Current Research Topics for Interested Graduate Students

 

I am looking for highly qualified and highly motivated students that might be interested in working on one of the following research topics.   Students interested in pursuing graduate studies and who are interested in one or more of these topics, should indicate this when they apply to the Department of Computer Science.  While I will consider students interested in other aspects of my research interests, my preference would be to accept students with interest in one of the following.

 

 

1.      There have been numerous different approaches for reducing energy consumption in computing systems, e.g. thermal-aware scheduling, virtual machine consolidation, dynamic cooling management, etc.  How do we leverage these multiple strategies effectively with multiple, cooperating autonomic agents to achieve multiple objectives?

2.      How does one represent a model of a driver of an automobile?  Is it a combination of models?  How are they related?  How are they constructed?  Can different driving behaviors be effectively captured?  What kind of predictive capability do the driver models have?

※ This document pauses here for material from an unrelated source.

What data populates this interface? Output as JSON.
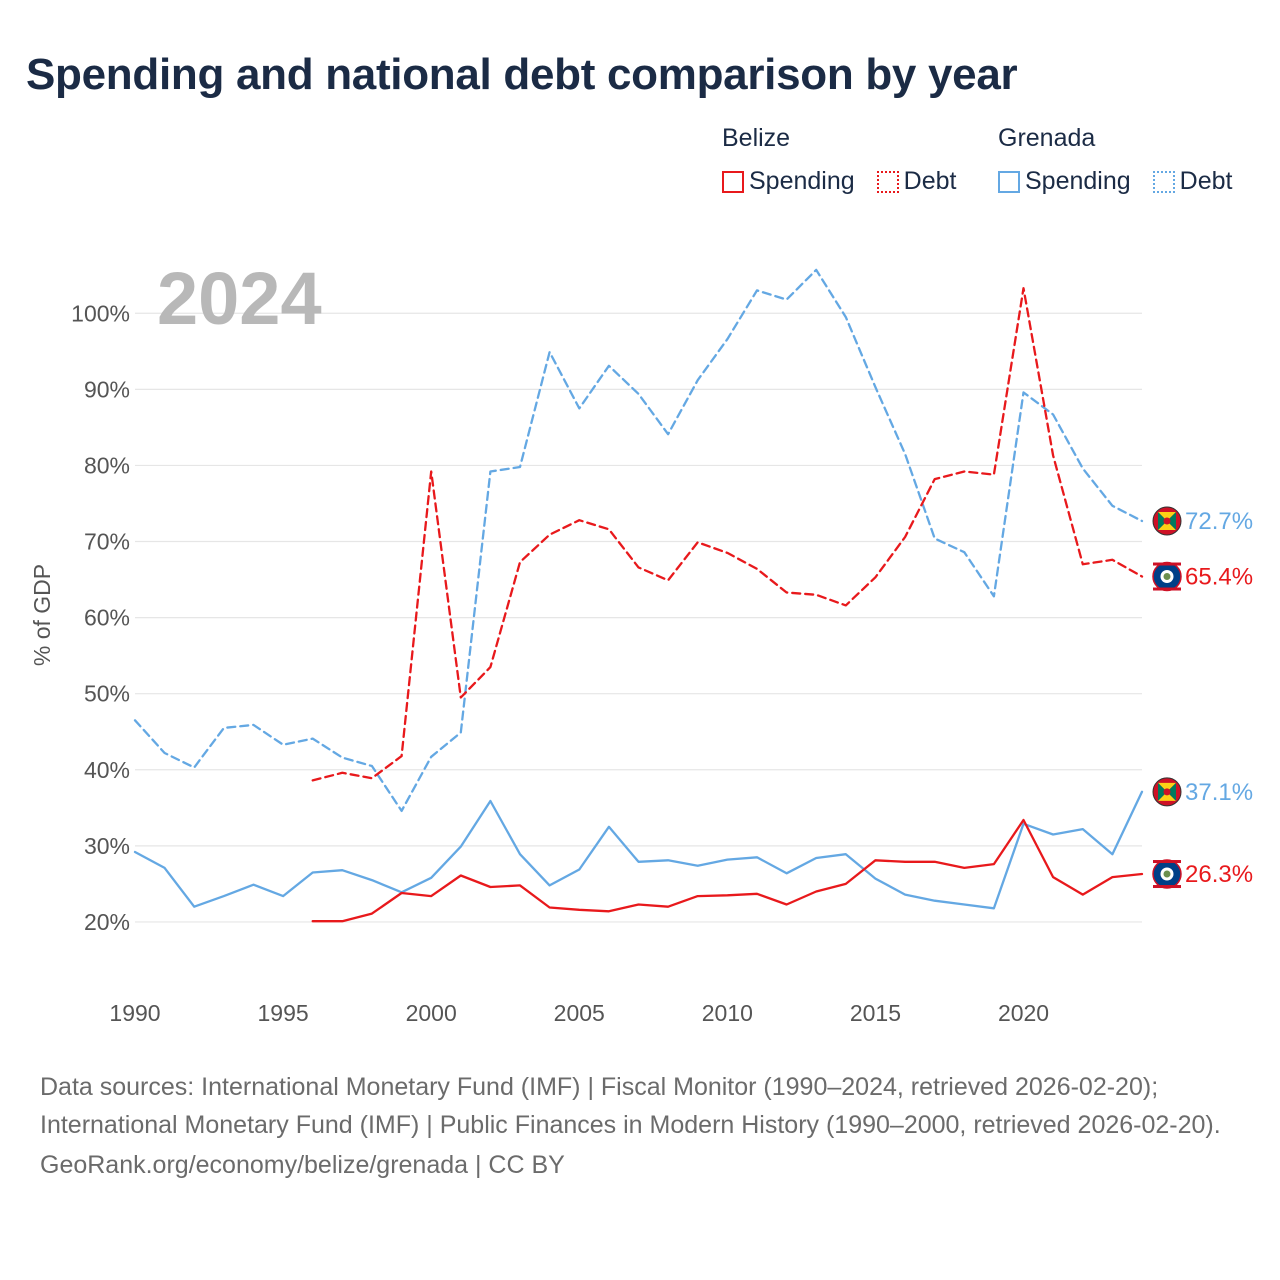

3.      Policies can be used to express desired conditions or states of computational systems that can then be enforced by multiple agents.  Can we utilize the same notions to ensure that drivers can operate vehicles within their own personal limitations, the limitations of the vehicle and the environment?

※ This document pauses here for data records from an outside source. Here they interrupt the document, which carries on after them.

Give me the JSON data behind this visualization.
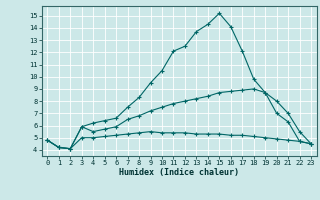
{
  "xlabel": "Humidex (Indice chaleur)",
  "bg_color": "#cce8e8",
  "grid_color": "#ffffff",
  "line_color": "#006666",
  "xlim": [
    -0.5,
    23.5
  ],
  "ylim": [
    3.5,
    15.8
  ],
  "xticks": [
    0,
    1,
    2,
    3,
    4,
    5,
    6,
    7,
    8,
    9,
    10,
    11,
    12,
    13,
    14,
    15,
    16,
    17,
    18,
    19,
    20,
    21,
    22,
    23
  ],
  "yticks": [
    4,
    5,
    6,
    7,
    8,
    9,
    10,
    11,
    12,
    13,
    14,
    15
  ],
  "line1_x": [
    0,
    1,
    2,
    3,
    4,
    5,
    6,
    7,
    8,
    9,
    10,
    11,
    12,
    13,
    14,
    15,
    16,
    17,
    18,
    19,
    20,
    21,
    22,
    23
  ],
  "line1_y": [
    4.8,
    4.2,
    4.1,
    5.9,
    6.2,
    6.4,
    6.6,
    7.5,
    8.3,
    9.5,
    10.5,
    12.1,
    12.5,
    13.7,
    14.3,
    15.2,
    14.1,
    12.1,
    9.8,
    8.7,
    7.0,
    6.3,
    4.7,
    4.5
  ],
  "line2_x": [
    0,
    1,
    2,
    3,
    4,
    5,
    6,
    7,
    8,
    9,
    10,
    11,
    12,
    13,
    14,
    15,
    16,
    17,
    18,
    19,
    20,
    21,
    22,
    23
  ],
  "line2_y": [
    4.8,
    4.2,
    4.1,
    5.9,
    5.5,
    5.7,
    5.9,
    6.5,
    6.8,
    7.2,
    7.5,
    7.8,
    8.0,
    8.2,
    8.4,
    8.7,
    8.8,
    8.9,
    9.0,
    8.7,
    8.0,
    7.0,
    5.5,
    4.5
  ],
  "line3_x": [
    0,
    1,
    2,
    3,
    4,
    5,
    6,
    7,
    8,
    9,
    10,
    11,
    12,
    13,
    14,
    15,
    16,
    17,
    18,
    19,
    20,
    21,
    22,
    23
  ],
  "line3_y": [
    4.8,
    4.2,
    4.1,
    5.0,
    5.0,
    5.1,
    5.2,
    5.3,
    5.4,
    5.5,
    5.4,
    5.4,
    5.4,
    5.3,
    5.3,
    5.3,
    5.2,
    5.2,
    5.1,
    5.0,
    4.9,
    4.8,
    4.7,
    4.5
  ],
  "tick_fontsize": 5.0,
  "xlabel_fontsize": 6.0
}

4.      Can we build application development tools that would facilitate the development of smart city applications?  Can we build an IDE (Integrated Development Environment) for smart city applications?  What are the underlying services needed and how do we optimize operations and runtime?

5.      Assuming sets of services and tools to support smart city applications, how do we optimize the deployment across multiple compute nodes from the edge of the network to a cloud?  What information about the applications are needed?  About the computing resources?  How do we specify the data flow?